Au New Yorker’s Café de Takadanobaba, c’est très studieux. La couverture du manuel que ma voisine feuillette est intrigante. Difficile au premier regard de saisir le titre mais c’est du chinois. Voir un visage blanc blond plongé dans un ouvrage en chinois et s’afficher sur son écran perso un point d’interrogation expose son retard pris dans la conscience de la modernité. Elle porte un de ces casques d’isolement du monde extérieur, et la mauvaise conscience de n’avoir ne serait-ce que l’idée que je passe pour un dragueur à oser lui demander les circonstances de ses heures studieuses empêche de passer à l’acte indécent de poser la question. Tant et tant de pistes pour un journalisme ouvert.

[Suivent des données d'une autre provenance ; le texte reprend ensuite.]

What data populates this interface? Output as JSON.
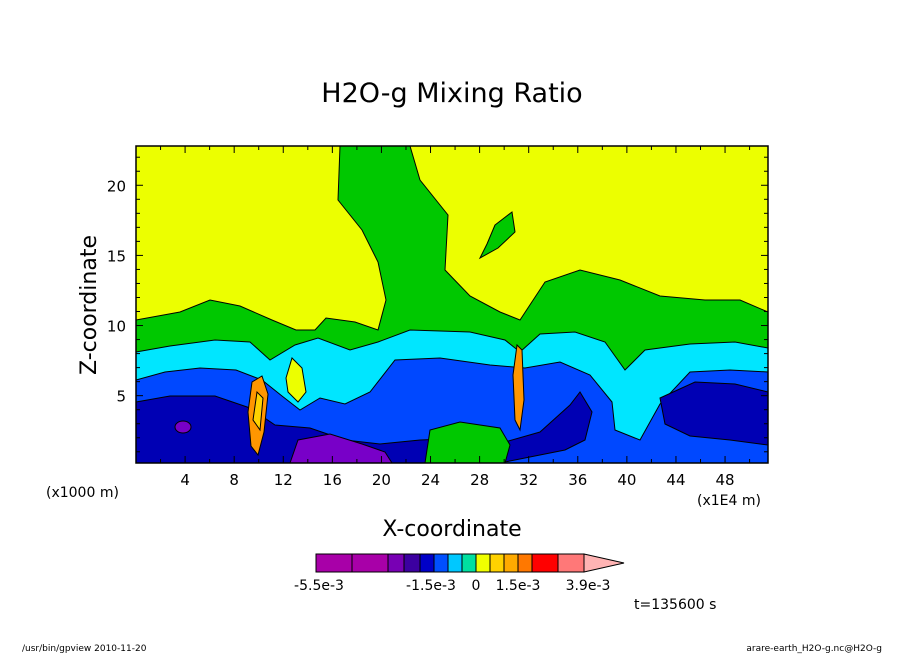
{
  "chart_data": {
    "type": "heatmap",
    "title": "H2O-g Mixing Ratio",
    "xlabel": "X-coordinate",
    "ylabel": "Z-coordinate",
    "x_unit_left": "(x1000 m)",
    "x_unit_right": "(x1E4 m)",
    "x_ticks": [
      4,
      8,
      12,
      16,
      20,
      24,
      28,
      32,
      36,
      40,
      44,
      48
    ],
    "y_ticks": [
      5,
      10,
      15,
      20
    ],
    "xlim": [
      0,
      51.5
    ],
    "ylim": [
      0.2,
      22.8
    ],
    "time_label": "t=135600 s",
    "colorbar": {
      "labels": [
        "-5.5e-3",
        "-1.5e-3",
        "0",
        "1.5e-3",
        "3.9e-3"
      ],
      "colors": [
        "#a800a8",
        "#a800a8",
        "#7800b4",
        "#3c00a0",
        "#0000c8",
        "#0050ff",
        "#00c8ff",
        "#00e0a0",
        "#f0ff00",
        "#ffd200",
        "#ffaa00",
        "#ff7800",
        "#ff0000",
        "#ff7878",
        "#ffb4b4"
      ]
    },
    "regions": [
      {
        "name": "background",
        "color": "#00c800"
      },
      {
        "name": "upper-dry-left",
        "color": "#ecff00"
      },
      {
        "name": "upper-dry-right",
        "color": "#ecff00"
      },
      {
        "name": "cyan-layer",
        "color": "#00e6ff"
      },
      {
        "name": "blue-layer",
        "color": "#0048ff"
      },
      {
        "name": "navy-core",
        "color": "#0000b4"
      },
      {
        "name": "purple-core",
        "color": "#7800c8"
      },
      {
        "name": "plume-orange",
        "color": "#ff9600"
      }
    ]
  },
  "footer": {
    "left": "/usr/bin/gpview  2010-11-20",
    "right": "arare-earth_H2O-g.nc@H2O-g"
  }
}
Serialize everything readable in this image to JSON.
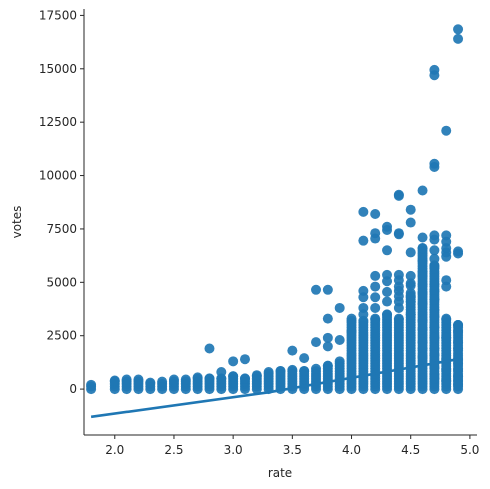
{
  "chart_data": {
    "type": "scatter",
    "title": "",
    "xlabel": "rate",
    "ylabel": "votes",
    "xlim": [
      1.74,
      5.06
    ],
    "ylim": [
      -2150,
      17800
    ],
    "xticks": [
      2.0,
      2.5,
      3.0,
      3.5,
      4.0,
      4.5,
      5.0
    ],
    "xtick_labels": [
      "2.0",
      "2.5",
      "3.0",
      "3.5",
      "4.0",
      "4.5",
      "5.0"
    ],
    "yticks": [
      0,
      2500,
      5000,
      7500,
      10000,
      12500,
      15000,
      17500
    ],
    "ytick_labels": [
      "0",
      "2500",
      "5000",
      "7500",
      "10000",
      "12500",
      "15000",
      "17500"
    ],
    "grid": false,
    "legend": "none",
    "marker_color": "#1f77b4",
    "rates": [
      1.8,
      2.0,
      2.1,
      2.2,
      2.3,
      2.4,
      2.5,
      2.6,
      2.7,
      2.8,
      2.9,
      3.0,
      3.1,
      3.2,
      3.3,
      3.4,
      3.5,
      3.6,
      3.7,
      3.8,
      3.9,
      4.0,
      4.1,
      4.2,
      4.3,
      4.4,
      4.5,
      4.6,
      4.7,
      4.8,
      4.9
    ],
    "column_max_votes": [
      200,
      400,
      450,
      450,
      300,
      350,
      450,
      450,
      550,
      500,
      500,
      600,
      500,
      650,
      800,
      850,
      900,
      850,
      950,
      1100,
      1300,
      3200,
      3200,
      3300,
      3500,
      3300,
      4400,
      6600,
      5800,
      3300,
      3000
    ],
    "outliers": [
      [
        2.8,
        1900
      ],
      [
        2.9,
        800
      ],
      [
        3.0,
        1300
      ],
      [
        3.1,
        1400
      ],
      [
        3.5,
        1800
      ],
      [
        3.6,
        1450
      ],
      [
        3.7,
        2200
      ],
      [
        3.7,
        4650
      ],
      [
        3.8,
        4650
      ],
      [
        3.8,
        3300
      ],
      [
        3.8,
        2400
      ],
      [
        3.8,
        2000
      ],
      [
        3.9,
        3800
      ],
      [
        3.9,
        2300
      ],
      [
        4.0,
        3300
      ],
      [
        4.0,
        2700
      ],
      [
        4.1,
        8300
      ],
      [
        4.1,
        6950
      ],
      [
        4.1,
        4600
      ],
      [
        4.1,
        4300
      ],
      [
        4.1,
        3800
      ],
      [
        4.1,
        3500
      ],
      [
        4.2,
        8200
      ],
      [
        4.2,
        7300
      ],
      [
        4.2,
        7050
      ],
      [
        4.2,
        5300
      ],
      [
        4.2,
        4800
      ],
      [
        4.2,
        4300
      ],
      [
        4.2,
        3800
      ],
      [
        4.3,
        7600
      ],
      [
        4.3,
        7450
      ],
      [
        4.3,
        6500
      ],
      [
        4.3,
        5350
      ],
      [
        4.3,
        5050
      ],
      [
        4.3,
        4550
      ],
      [
        4.3,
        4100
      ],
      [
        4.4,
        9100
      ],
      [
        4.4,
        9050
      ],
      [
        4.4,
        7300
      ],
      [
        4.4,
        7250
      ],
      [
        4.4,
        5350
      ],
      [
        4.4,
        5100
      ],
      [
        4.4,
        4800
      ],
      [
        4.4,
        4600
      ],
      [
        4.4,
        4350
      ],
      [
        4.4,
        4100
      ],
      [
        4.4,
        3800
      ],
      [
        4.5,
        8400
      ],
      [
        4.5,
        7800
      ],
      [
        4.5,
        6400
      ],
      [
        4.5,
        5300
      ],
      [
        4.5,
        4950
      ],
      [
        4.5,
        4850
      ],
      [
        4.5,
        4500
      ],
      [
        4.5,
        4300
      ],
      [
        4.5,
        4100
      ],
      [
        4.5,
        3500
      ],
      [
        4.6,
        9300
      ],
      [
        4.6,
        7100
      ],
      [
        4.6,
        6000
      ],
      [
        4.6,
        5500
      ],
      [
        4.6,
        5300
      ],
      [
        4.6,
        4900
      ],
      [
        4.6,
        4500
      ],
      [
        4.6,
        4000
      ],
      [
        4.6,
        3200
      ],
      [
        4.6,
        2800
      ],
      [
        4.6,
        2200
      ],
      [
        4.6,
        1900
      ],
      [
        4.6,
        1500
      ],
      [
        4.7,
        14950
      ],
      [
        4.7,
        14700
      ],
      [
        4.7,
        10550
      ],
      [
        4.7,
        10400
      ],
      [
        4.7,
        7200
      ],
      [
        4.7,
        7000
      ],
      [
        4.7,
        6500
      ],
      [
        4.7,
        6100
      ],
      [
        4.7,
        5700
      ],
      [
        4.7,
        4900
      ],
      [
        4.7,
        4600
      ],
      [
        4.7,
        4200
      ],
      [
        4.7,
        3700
      ],
      [
        4.7,
        3400
      ],
      [
        4.7,
        2900
      ],
      [
        4.7,
        2400
      ],
      [
        4.7,
        1900
      ],
      [
        4.7,
        1600
      ],
      [
        4.7,
        1300
      ],
      [
        4.7,
        1000
      ],
      [
        4.7,
        700
      ],
      [
        4.7,
        500
      ],
      [
        4.8,
        12100
      ],
      [
        4.8,
        7200
      ],
      [
        4.8,
        6900
      ],
      [
        4.8,
        6600
      ],
      [
        4.8,
        6400
      ],
      [
        4.8,
        6200
      ],
      [
        4.8,
        5100
      ],
      [
        4.8,
        4800
      ],
      [
        4.8,
        2400
      ],
      [
        4.8,
        1400
      ],
      [
        4.8,
        900
      ],
      [
        4.8,
        400
      ],
      [
        4.9,
        16850
      ],
      [
        4.9,
        16400
      ],
      [
        4.9,
        6450
      ],
      [
        4.9,
        6350
      ],
      [
        4.9,
        3000
      ],
      [
        4.9,
        2700
      ],
      [
        4.9,
        2200
      ],
      [
        4.9,
        1900
      ],
      [
        4.9,
        1400
      ],
      [
        4.9,
        1200
      ],
      [
        4.9,
        900
      ],
      [
        4.9,
        600
      ],
      [
        4.9,
        400
      ],
      [
        4.9,
        200
      ]
    ],
    "regression_line": {
      "x": [
        1.8,
        3.3,
        4.9
      ],
      "y": [
        -1300,
        -150,
        1400
      ],
      "color": "#1f77b4"
    }
  }
}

Mais entre-temps et quelques regards supplémentaires en douce, le titre est apparu, puis prompté, pour apprendre qu’il s’agit d’un livre d’apprentissage du chinois, en japonais donc, publié par la maison d’édition ALC, selon une méthode d’écriture d’un journal personnel - du diarime quotidien - de trois lignes. Une foultitude de side dishes à récupérer sur le mobile font que toutes les dimensions sont abordées : la lecture, l’écriture, l’écoute, la prononciation. Impressionnant. Courage.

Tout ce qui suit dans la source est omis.